CHECKING YOUR IDENTITY
To protect the confidentiality of your information, we will ask you to verify your identity before proceeding with any request you make under this Privacy Notice.
If you have authorized a third party to submit a request on your behalf, we will ask them to prove they have your permission to act.
HOW TO SEND US NOTICE
You may send us notice of the exercise of your rights, whether to “opt-out” of certain or all marketing channels, to request deletion of your personal data or to correct, receive a copy of your personal data by any of the following means:
Send an Email to:
Please include the subject line “GDPR Request”
Please include the action you are requesting we take, the basis for the action, and any information which can reasonably identify you, and valid means to respond back to you.

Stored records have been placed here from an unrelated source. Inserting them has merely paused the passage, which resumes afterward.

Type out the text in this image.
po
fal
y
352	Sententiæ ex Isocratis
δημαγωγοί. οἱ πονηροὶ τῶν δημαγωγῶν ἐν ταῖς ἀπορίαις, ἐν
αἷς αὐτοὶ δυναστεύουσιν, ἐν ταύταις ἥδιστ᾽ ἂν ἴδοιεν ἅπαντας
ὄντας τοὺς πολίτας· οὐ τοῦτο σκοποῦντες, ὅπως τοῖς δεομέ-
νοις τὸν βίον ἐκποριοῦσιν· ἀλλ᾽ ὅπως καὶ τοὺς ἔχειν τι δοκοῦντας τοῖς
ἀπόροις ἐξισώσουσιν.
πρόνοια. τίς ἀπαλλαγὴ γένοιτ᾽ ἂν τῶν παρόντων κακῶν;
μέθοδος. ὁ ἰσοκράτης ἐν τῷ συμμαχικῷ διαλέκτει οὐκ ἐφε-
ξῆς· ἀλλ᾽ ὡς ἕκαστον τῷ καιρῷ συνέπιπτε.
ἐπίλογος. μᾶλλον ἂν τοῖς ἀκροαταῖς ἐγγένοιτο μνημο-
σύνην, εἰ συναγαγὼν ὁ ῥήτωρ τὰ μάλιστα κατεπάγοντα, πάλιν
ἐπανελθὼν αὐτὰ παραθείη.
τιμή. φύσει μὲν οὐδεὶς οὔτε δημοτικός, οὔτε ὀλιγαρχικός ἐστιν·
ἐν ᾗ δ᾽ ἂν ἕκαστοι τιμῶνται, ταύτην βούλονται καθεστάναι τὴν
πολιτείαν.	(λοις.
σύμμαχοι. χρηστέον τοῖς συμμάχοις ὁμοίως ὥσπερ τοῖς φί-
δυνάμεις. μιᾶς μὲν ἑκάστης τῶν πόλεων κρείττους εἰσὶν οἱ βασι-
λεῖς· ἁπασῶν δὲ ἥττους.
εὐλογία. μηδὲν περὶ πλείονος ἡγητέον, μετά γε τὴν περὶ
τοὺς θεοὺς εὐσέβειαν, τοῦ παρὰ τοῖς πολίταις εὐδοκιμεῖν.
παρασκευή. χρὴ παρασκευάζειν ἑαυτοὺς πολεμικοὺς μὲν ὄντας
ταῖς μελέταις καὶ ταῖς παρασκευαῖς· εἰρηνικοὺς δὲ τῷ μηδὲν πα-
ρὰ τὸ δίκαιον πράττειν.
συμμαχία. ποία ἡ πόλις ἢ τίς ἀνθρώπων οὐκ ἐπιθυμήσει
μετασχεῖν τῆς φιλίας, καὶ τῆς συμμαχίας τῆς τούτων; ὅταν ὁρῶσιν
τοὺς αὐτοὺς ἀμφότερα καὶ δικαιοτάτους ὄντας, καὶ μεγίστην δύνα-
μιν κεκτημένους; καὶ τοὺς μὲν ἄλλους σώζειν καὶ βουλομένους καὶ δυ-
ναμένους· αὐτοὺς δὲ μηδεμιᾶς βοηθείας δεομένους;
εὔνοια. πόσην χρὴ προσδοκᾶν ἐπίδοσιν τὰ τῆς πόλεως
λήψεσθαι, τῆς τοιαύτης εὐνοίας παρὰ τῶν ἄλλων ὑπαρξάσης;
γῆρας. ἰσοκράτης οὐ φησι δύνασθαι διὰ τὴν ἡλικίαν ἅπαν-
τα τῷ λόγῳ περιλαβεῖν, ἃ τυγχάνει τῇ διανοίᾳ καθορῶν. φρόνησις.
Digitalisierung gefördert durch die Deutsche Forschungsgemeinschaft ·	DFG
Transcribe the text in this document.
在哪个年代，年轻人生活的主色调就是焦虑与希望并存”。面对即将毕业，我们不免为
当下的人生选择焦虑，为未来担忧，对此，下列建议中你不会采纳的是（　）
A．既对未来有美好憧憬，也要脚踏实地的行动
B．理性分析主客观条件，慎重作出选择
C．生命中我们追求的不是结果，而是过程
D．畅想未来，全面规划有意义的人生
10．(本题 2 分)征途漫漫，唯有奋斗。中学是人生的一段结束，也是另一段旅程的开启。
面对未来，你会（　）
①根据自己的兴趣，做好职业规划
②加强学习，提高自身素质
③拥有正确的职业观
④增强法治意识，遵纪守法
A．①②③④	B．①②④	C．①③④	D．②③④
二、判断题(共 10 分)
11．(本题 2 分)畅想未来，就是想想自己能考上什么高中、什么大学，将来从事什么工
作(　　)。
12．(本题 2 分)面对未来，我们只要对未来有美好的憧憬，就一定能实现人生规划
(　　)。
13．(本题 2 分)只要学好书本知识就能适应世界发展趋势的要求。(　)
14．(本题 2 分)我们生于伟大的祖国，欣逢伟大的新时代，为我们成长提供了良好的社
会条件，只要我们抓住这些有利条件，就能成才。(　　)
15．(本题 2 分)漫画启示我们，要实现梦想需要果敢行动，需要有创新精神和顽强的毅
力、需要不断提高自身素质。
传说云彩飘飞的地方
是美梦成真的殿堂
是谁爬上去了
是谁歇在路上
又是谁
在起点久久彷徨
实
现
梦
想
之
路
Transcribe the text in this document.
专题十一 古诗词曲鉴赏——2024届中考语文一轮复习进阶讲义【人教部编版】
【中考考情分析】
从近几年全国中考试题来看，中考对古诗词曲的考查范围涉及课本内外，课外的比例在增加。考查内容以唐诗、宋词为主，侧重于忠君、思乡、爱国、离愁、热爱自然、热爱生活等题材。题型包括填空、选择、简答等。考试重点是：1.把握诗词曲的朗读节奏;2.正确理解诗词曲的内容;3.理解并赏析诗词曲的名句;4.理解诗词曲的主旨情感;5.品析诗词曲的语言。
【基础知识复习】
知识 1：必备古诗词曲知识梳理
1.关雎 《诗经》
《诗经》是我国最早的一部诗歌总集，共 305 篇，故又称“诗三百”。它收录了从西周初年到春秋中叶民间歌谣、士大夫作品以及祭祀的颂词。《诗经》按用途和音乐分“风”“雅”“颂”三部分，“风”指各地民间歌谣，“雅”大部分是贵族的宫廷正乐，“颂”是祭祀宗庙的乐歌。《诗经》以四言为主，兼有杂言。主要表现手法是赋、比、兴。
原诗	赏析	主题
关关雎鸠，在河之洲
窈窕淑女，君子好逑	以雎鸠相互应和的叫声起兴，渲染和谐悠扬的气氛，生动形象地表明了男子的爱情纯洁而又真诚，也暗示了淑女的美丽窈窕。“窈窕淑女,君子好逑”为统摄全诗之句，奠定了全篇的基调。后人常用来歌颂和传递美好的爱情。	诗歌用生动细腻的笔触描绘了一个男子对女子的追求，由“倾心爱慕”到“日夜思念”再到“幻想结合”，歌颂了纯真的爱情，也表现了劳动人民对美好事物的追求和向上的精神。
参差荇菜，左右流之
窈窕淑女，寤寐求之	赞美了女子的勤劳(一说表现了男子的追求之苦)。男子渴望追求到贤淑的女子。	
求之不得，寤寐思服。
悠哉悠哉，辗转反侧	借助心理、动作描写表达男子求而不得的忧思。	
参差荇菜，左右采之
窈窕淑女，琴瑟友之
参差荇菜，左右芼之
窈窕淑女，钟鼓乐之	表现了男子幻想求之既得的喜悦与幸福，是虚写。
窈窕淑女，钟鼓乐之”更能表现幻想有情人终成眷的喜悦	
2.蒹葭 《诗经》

When you send us a communication through a form, you may check a box indicating your preference to opt-out of marketing campaigns and contacts.
COMPLAINTS OR CONCERNS
We are dedicated to adhering to the EU’s privacy laws for our EU customers. If you believe that we are not fulfilling our obligations in accordance with the law, you may file a complaint with the European Data Protection Supervisor (EDPS). We have provided this link for your convenience (note you are linking to an external third-party site unaffiliated with us):
RESERVATION OF RIGHTS
We provide this privacy notice to EU citizens in accordance with our understanding of the GDPR and will endeavor to comply with such law on a voluntary basis. We reserve all rights afforded under United States laws and treaties. This privacy notice is not a contractual obligation or guarantee to you that may be enforced in the United States or any other jurisdiction which does not recognize the GDPR as part of its law. Our contract obligations are limited to those contained in the purchase agreements and end-user license agreements between us and our customers. We, for ourselves and on behalf of directors, officers, employees, advisors, and all other persons affiliated with us reserve all rights regarding personal and subject jurisdictional matters, and the applicability and enforcement of the GDPR with respect to US citizens and non-EU citizens. Neither this privacy notice nor any actions taken to comply with the GDPR shall constitute a waiver of such rights or submission to jurisdictional authority of any court, tribunal, or governmental authority outside of the United States.